Toro-Juve 2-1: tre anni fa l'ultima gioia granata nel derby della Mole
Il 26 aprile di tre anni fa il Toro allenato da Gian Piero Ventura batteva la Juventus di Max Allegri per 2-1, riportando dopo ben vent'anni il derby della Mole nella Torino granata. Purtroppo quella è rimasta l'ultima e l'unica vittoria in 23 anni, in cui la Juventus è diventata un vero e proprio tabù. Per il Torino è l'annata della cavalcata in Europa League, che lo ha visto capitolare con lo Zenit dopo l'impresa di Bilbao: serve una vittoria per rincorrere la seconda qualificazione consecutiva. La Juve, invece, ha appena conquistato la qualificazione in semi-finale di Champions League e potrebbe chiudere addirittura il discorso Scudetto.
SVANTAGGIO - L'atmosfera è calda e il Toro è in palla, ma Andrea Pirlo fredda Padelli su punizione alla prima vera occasione bianconera. Sembra la classica giornata no, eppure si respira un'aria particolare allo stadio. I granata non meritano lo svantaggio, ci credono e continuano a macinare gioco fino a quando Darmian - su assist di Quagliarella - batte Buffon allo scadere del primo tempo: esplode l'Olimpico, 1-1.
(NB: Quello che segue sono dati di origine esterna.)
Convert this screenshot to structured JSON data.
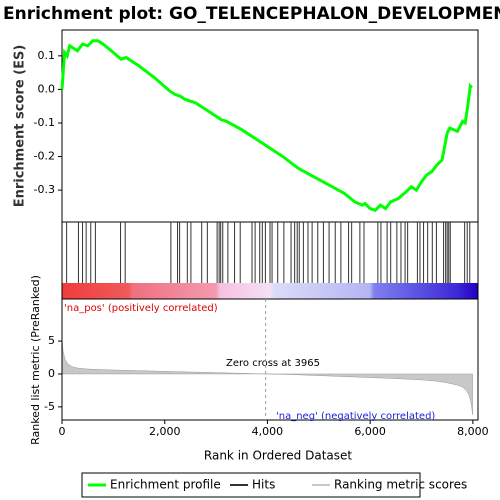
{
  "chart_data": [
    {
      "type": "line",
      "title": "Enrichment plot: GO_TELENCEPHALON_DEVELOPMENT",
      "ylabel": "Enrichment score (ES)",
      "x": [
        0,
        50,
        100,
        150,
        300,
        400,
        500,
        600,
        700,
        800,
        1000,
        1150,
        1250,
        1500,
        1800,
        2100,
        2200,
        2300,
        2400,
        2600,
        2800,
        3000,
        3100,
        3200,
        3500,
        3800,
        4000,
        4300,
        4600,
        4900,
        5200,
        5500,
        5700,
        5850,
        5900,
        6000,
        6100,
        6200,
        6300,
        6400,
        6550,
        6700,
        6800,
        6900,
        7000,
        7100,
        7200,
        7300,
        7400,
        7450,
        7500,
        7550,
        7700,
        7800,
        7850,
        7900,
        7950,
        7980
      ],
      "series": [
        {
          "name": "Enrichment profile",
          "color": "#00ff00",
          "values": [
            0.0,
            0.11,
            0.1,
            0.13,
            0.115,
            0.135,
            0.13,
            0.145,
            0.145,
            0.135,
            0.11,
            0.09,
            0.095,
            0.07,
            0.035,
            -0.005,
            -0.015,
            -0.02,
            -0.03,
            -0.04,
            -0.06,
            -0.08,
            -0.09,
            -0.095,
            -0.12,
            -0.15,
            -0.17,
            -0.2,
            -0.235,
            -0.26,
            -0.285,
            -0.31,
            -0.335,
            -0.345,
            -0.34,
            -0.355,
            -0.36,
            -0.345,
            -0.355,
            -0.335,
            -0.325,
            -0.305,
            -0.29,
            -0.3,
            -0.275,
            -0.255,
            -0.245,
            -0.225,
            -0.21,
            -0.17,
            -0.13,
            -0.115,
            -0.125,
            -0.095,
            -0.1,
            -0.05,
            0.01,
            0.005
          ]
        }
      ],
      "xlim": [
        0,
        8100
      ],
      "ylim": [
        -0.395,
        0.177
      ],
      "yticks": [
        0.1,
        {
          "value": 0,
          "label": "0.0"
        },
        -0.1,
        -0.2,
        -0.3
      ]
    },
    {
      "type": "rug",
      "xlim": [
        0,
        8100
      ],
      "series": [
        {
          "name": "Hits",
          "color": "#333333",
          "values": [
            90,
            320,
            400,
            470,
            560,
            650,
            1140,
            1230,
            2120,
            2250,
            2290,
            2440,
            2510,
            2720,
            2830,
            3020,
            3060,
            3090,
            3130,
            3230,
            3360,
            3470,
            3700,
            3760,
            3850,
            3900,
            3960,
            4050,
            4090,
            4200,
            4320,
            4460,
            4530,
            4580,
            4620,
            4700,
            4790,
            4870,
            4980,
            5090,
            5200,
            5320,
            5430,
            5580,
            5640,
            5800,
            5880,
            6150,
            6210,
            6330,
            6400,
            6520,
            6600,
            6680,
            6730,
            6920,
            6970,
            7040,
            7120,
            7210,
            7290,
            7430,
            7470,
            7500,
            7530,
            7560,
            7840,
            7890,
            7940
          ]
        }
      ]
    },
    {
      "type": "area",
      "ylabel": "Ranked list metric (PreRanked)",
      "xlabel": "Rank in Ordered Dataset",
      "x": [
        0,
        20,
        60,
        120,
        200,
        300,
        500,
        1000,
        1500,
        2000,
        2500,
        3000,
        3500,
        3965,
        4500,
        5000,
        5500,
        6000,
        6500,
        7000,
        7300,
        7500,
        7700,
        7800,
        7880,
        7930,
        7960,
        7980,
        7995
      ],
      "series": [
        {
          "name": "Ranking metric scores",
          "color": "#c8c8c8",
          "values": [
            5.5,
            3.5,
            2.2,
            1.5,
            1.1,
            0.9,
            0.75,
            0.6,
            0.5,
            0.4,
            0.3,
            0.2,
            0.1,
            0,
            -0.1,
            -0.25,
            -0.4,
            -0.55,
            -0.7,
            -0.9,
            -1.1,
            -1.35,
            -1.7,
            -2.0,
            -2.6,
            -3.3,
            -4.2,
            -5.2,
            -6.2
          ]
        }
      ],
      "xlim": [
        0,
        8100
      ],
      "ylim": [
        -7,
        11.4
      ],
      "yticks": [
        5,
        0,
        -5
      ],
      "xticks": [
        0,
        {
          "value": 2000,
          "label": "2,000"
        },
        {
          "value": 4000,
          "label": "4,000"
        },
        {
          "value": 6000,
          "label": "6,000"
        },
        {
          "value": 8000,
          "label": "8,000"
        }
      ],
      "zero_cross": 3965,
      "zero_cross_label": "Zero cross at 3965",
      "pos_label": "'na_pos' (positively correlated)",
      "neg_label": "'na_neg' (negatively correlated)"
    }
  ]
}
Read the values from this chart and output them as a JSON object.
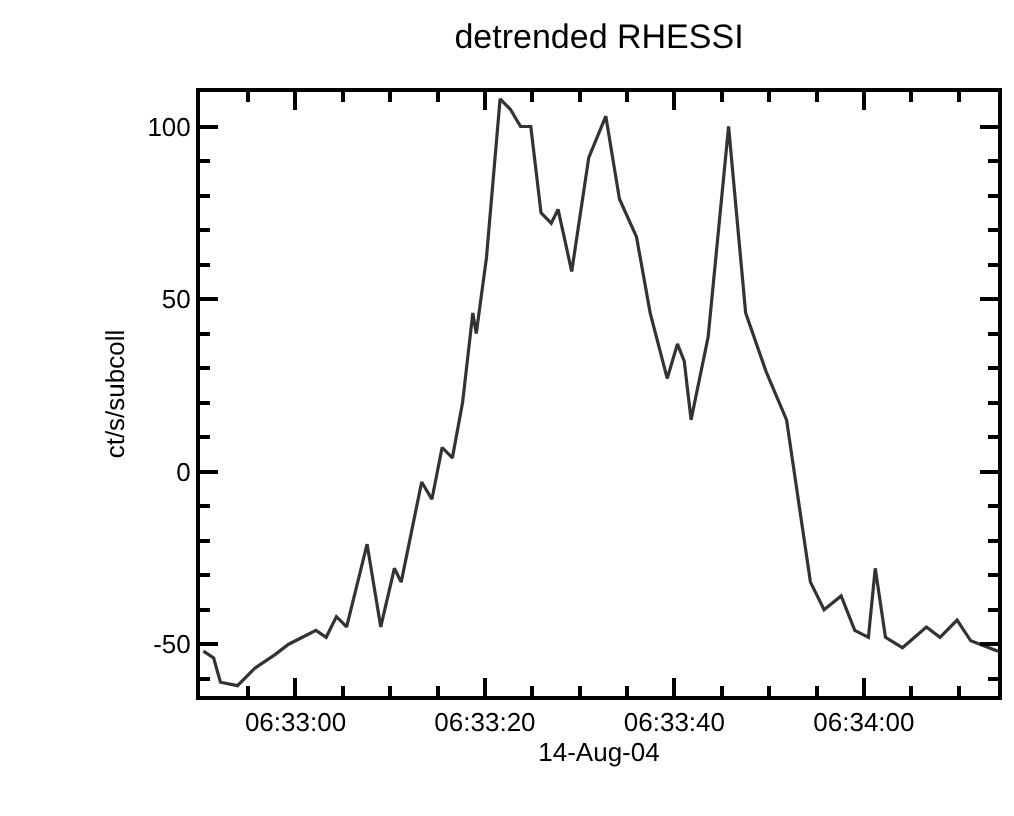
{
  "chart_data": {
    "type": "line",
    "title": "detrended RHESSI",
    "xlabel": "14-Aug-04",
    "ylabel": "ct/s/subcoll",
    "x": [
      6.5473,
      6.5476,
      6.5478,
      6.5483,
      6.5488,
      6.5494,
      6.5498,
      6.5506,
      6.5509,
      6.5512,
      6.5515,
      6.5521,
      6.5525,
      6.5529,
      6.5531,
      6.5537,
      6.554,
      6.5543,
      6.5546,
      6.5549,
      6.5552,
      6.5553,
      6.5556,
      6.556,
      6.5563,
      6.5566,
      6.5569,
      6.5572,
      6.5575,
      6.5577,
      6.5581,
      6.5586,
      6.5591,
      6.5595,
      6.56,
      6.5604,
      6.5609,
      6.5612,
      6.5614,
      6.5616,
      6.5621,
      6.5627,
      6.5632,
      6.5638,
      6.5644,
      6.5651,
      6.5655,
      6.566,
      6.5664,
      6.5668,
      6.567,
      6.5673,
      6.5678,
      6.5685,
      6.5689,
      6.5694,
      6.5698,
      6.5706
    ],
    "series": [
      {
        "color": "#333333",
        "values": [
          -52,
          -54,
          -61,
          -62,
          -57,
          -53,
          -50,
          -46,
          -48,
          -42,
          -45,
          -21,
          -45,
          -28,
          -32,
          -3,
          -8,
          7,
          4,
          20,
          46,
          40,
          62,
          108,
          105,
          100,
          100,
          75,
          72,
          76,
          58,
          91,
          103,
          79,
          68,
          46,
          27,
          37,
          32,
          15,
          39,
          100,
          46,
          29,
          15,
          -32,
          -40,
          -36,
          -46,
          -48,
          -28,
          -48,
          -51,
          -45,
          -48,
          -43,
          -49,
          -52
        ]
      }
    ],
    "xlim": [
      6.5472,
      6.5706
    ],
    "xticks": [
      {
        "value": 6.548611,
        "label": null
      },
      {
        "value": 6.55,
        "label": "06:33:00"
      },
      {
        "value": 6.551389,
        "label": null
      },
      {
        "value": 6.552778,
        "label": null
      },
      {
        "value": 6.554167,
        "label": null
      },
      {
        "value": 6.555556,
        "label": "06:33:20"
      },
      {
        "value": 6.556944,
        "label": null
      },
      {
        "value": 6.558333,
        "label": null
      },
      {
        "value": 6.559722,
        "label": null
      },
      {
        "value": 6.561111,
        "label": "06:33:40"
      },
      {
        "value": 6.5625,
        "label": null
      },
      {
        "value": 6.563889,
        "label": null
      },
      {
        "value": 6.565278,
        "label": null
      },
      {
        "value": 6.566667,
        "label": "06:34:00"
      },
      {
        "value": 6.568056,
        "label": null
      },
      {
        "value": 6.569444,
        "label": null
      }
    ],
    "ylim": [
      -65,
      110
    ],
    "yticks": [
      {
        "value": -60,
        "label": null
      },
      -50,
      {
        "value": -40,
        "label": null
      },
      {
        "value": -30,
        "label": null
      },
      {
        "value": -20,
        "label": null
      },
      {
        "value": -10,
        "label": null
      },
      0,
      {
        "value": 10,
        "label": null
      },
      {
        "value": 20,
        "label": null
      },
      {
        "value": 30,
        "label": null
      },
      {
        "value": 40,
        "label": null
      },
      50,
      {
        "value": 60,
        "label": null
      },
      {
        "value": 70,
        "label": null
      },
      {
        "value": 80,
        "label": null
      },
      {
        "value": 90,
        "label": null
      },
      100
    ],
    "marker": "none",
    "line_style": "solid"
  }
}
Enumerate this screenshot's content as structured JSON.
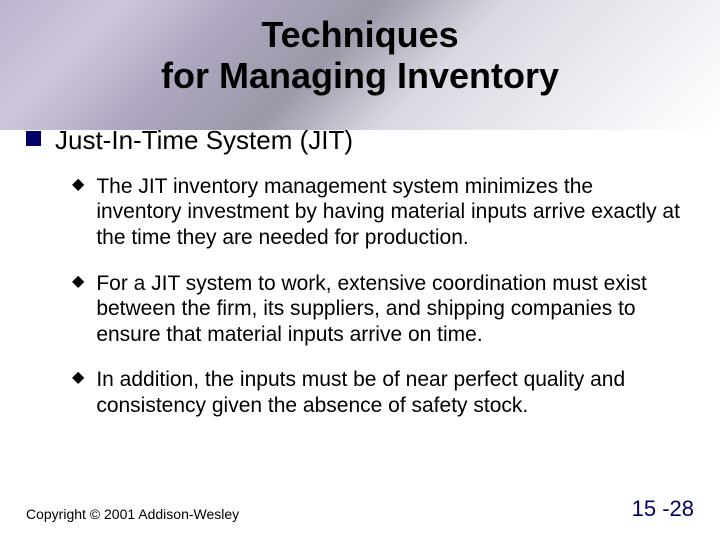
{
  "title_line1": "Techniques",
  "title_line2": "for Managing Inventory",
  "main_bullet": "Just-In-Time System (JIT)",
  "sub_bullets": [
    "The JIT inventory management system minimizes the inventory investment by having material inputs arrive exactly at the time they are needed for production.",
    "For a JIT system to work, extensive coordination must exist between the firm, its suppliers, and shipping companies to ensure that material inputs arrive on time.",
    "In addition, the inputs must be of near perfect quality and consistency given the absence of safety stock."
  ],
  "copyright": "Copyright © 2001 Addison-Wesley",
  "page_number": "15 -28",
  "colors": {
    "accent": "#000066",
    "text": "#000000",
    "background": "#ffffff"
  },
  "fonts": {
    "title_size": 36,
    "main_size": 26,
    "sub_size": 21,
    "copyright_size": 14,
    "pagenum_size": 22
  }
}
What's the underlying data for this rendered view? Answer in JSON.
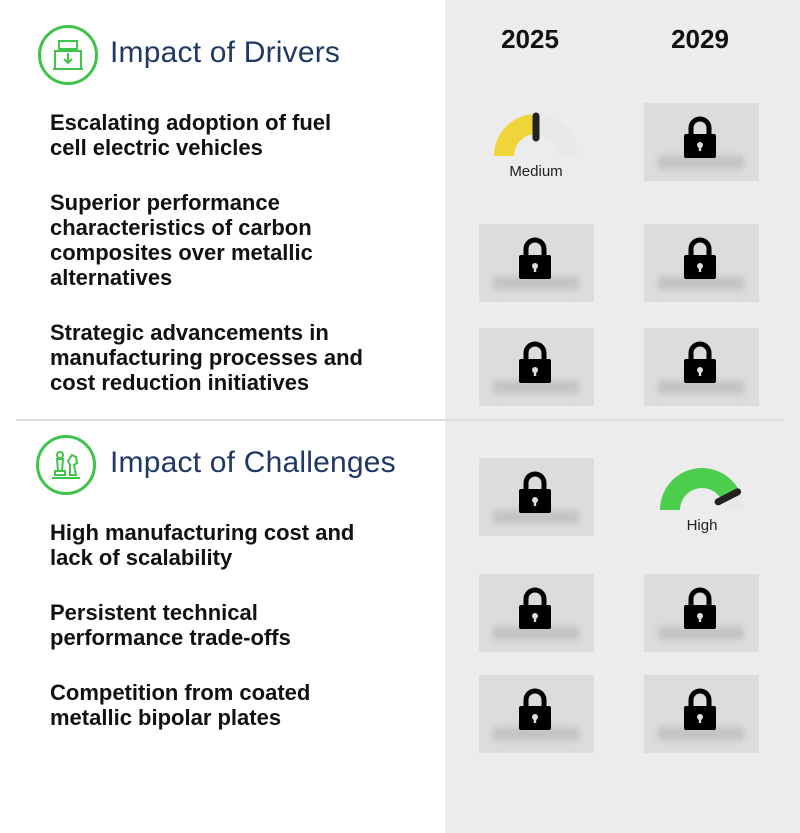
{
  "columns": {
    "year_a": "2025",
    "year_b": "2029"
  },
  "drivers": {
    "title": "Impact of Drivers",
    "icon": "factory-icon",
    "rows": [
      {
        "lines": [
          "Escalating adoption of fuel",
          "cell electric vehicles"
        ],
        "cell_2025": {
          "state": "gauge",
          "label": "Medium",
          "level": 0.5,
          "color": "#f0d43a"
        },
        "cell_2029": {
          "state": "locked"
        }
      },
      {
        "lines": [
          "Superior performance",
          "characteristics of carbon",
          "composites over metallic",
          "alternatives"
        ],
        "cell_2025": {
          "state": "locked"
        },
        "cell_2029": {
          "state": "locked"
        }
      },
      {
        "lines": [
          "Strategic advancements in",
          "manufacturing processes and",
          "cost reduction initiatives"
        ],
        "cell_2025": {
          "state": "locked"
        },
        "cell_2029": {
          "state": "locked"
        }
      }
    ]
  },
  "challenges": {
    "title": "Impact of Challenges",
    "icon": "chess-pieces-icon",
    "rows": [
      {
        "lines": [
          "High manufacturing cost and",
          "lack of scalability"
        ],
        "cell_2025": {
          "state": "locked"
        },
        "cell_2029": {
          "state": "gauge",
          "label": "High",
          "level": 0.85,
          "color": "#4ccd4c"
        }
      },
      {
        "lines": [
          "Persistent technical",
          "performance trade-offs"
        ],
        "cell_2025": {
          "state": "locked"
        },
        "cell_2029": {
          "state": "locked"
        }
      },
      {
        "lines": [
          "Competition from coated",
          "metallic bipolar plates"
        ],
        "cell_2025": {
          "state": "locked"
        },
        "cell_2029": {
          "state": "locked"
        }
      }
    ]
  },
  "colors": {
    "accent_green": "#3fc34a",
    "title_blue": "#1f3864",
    "panel_gray": "#ececec"
  }
}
SORPASSO E RESISTENZA - Al minuto 57 è partita ribaltata: El Kaddouri serve Darmian in area, che restituisce il favore a Quagliarella con un assist al bacio: l'attaccante campano completa il sorpasso granata sotto alla Maratona, mandando in visibilio tutto l'Olimpico. La Juve preme ma il Toro regge bene, e prova addirittura a chiuderla, nonostante due pali bianconeri e una gran parata di Padelli su Sturaro. I minuti sembrano non passare mai, poi finalmente il fischio finale, la gioia incontenibile - aspettata troppo tempo - e tantissime sciarpe granata sventolate al cielo. Di quella partita, oltre ad Emiliano Moretti, Cristian Molinaro (subentrato) e Salvador Ichazo (in panchina), oggi ci rimangono alcuni rimpianti e la consapevolezza che con cuore e determinazione il derby si può tranquillamente vincere.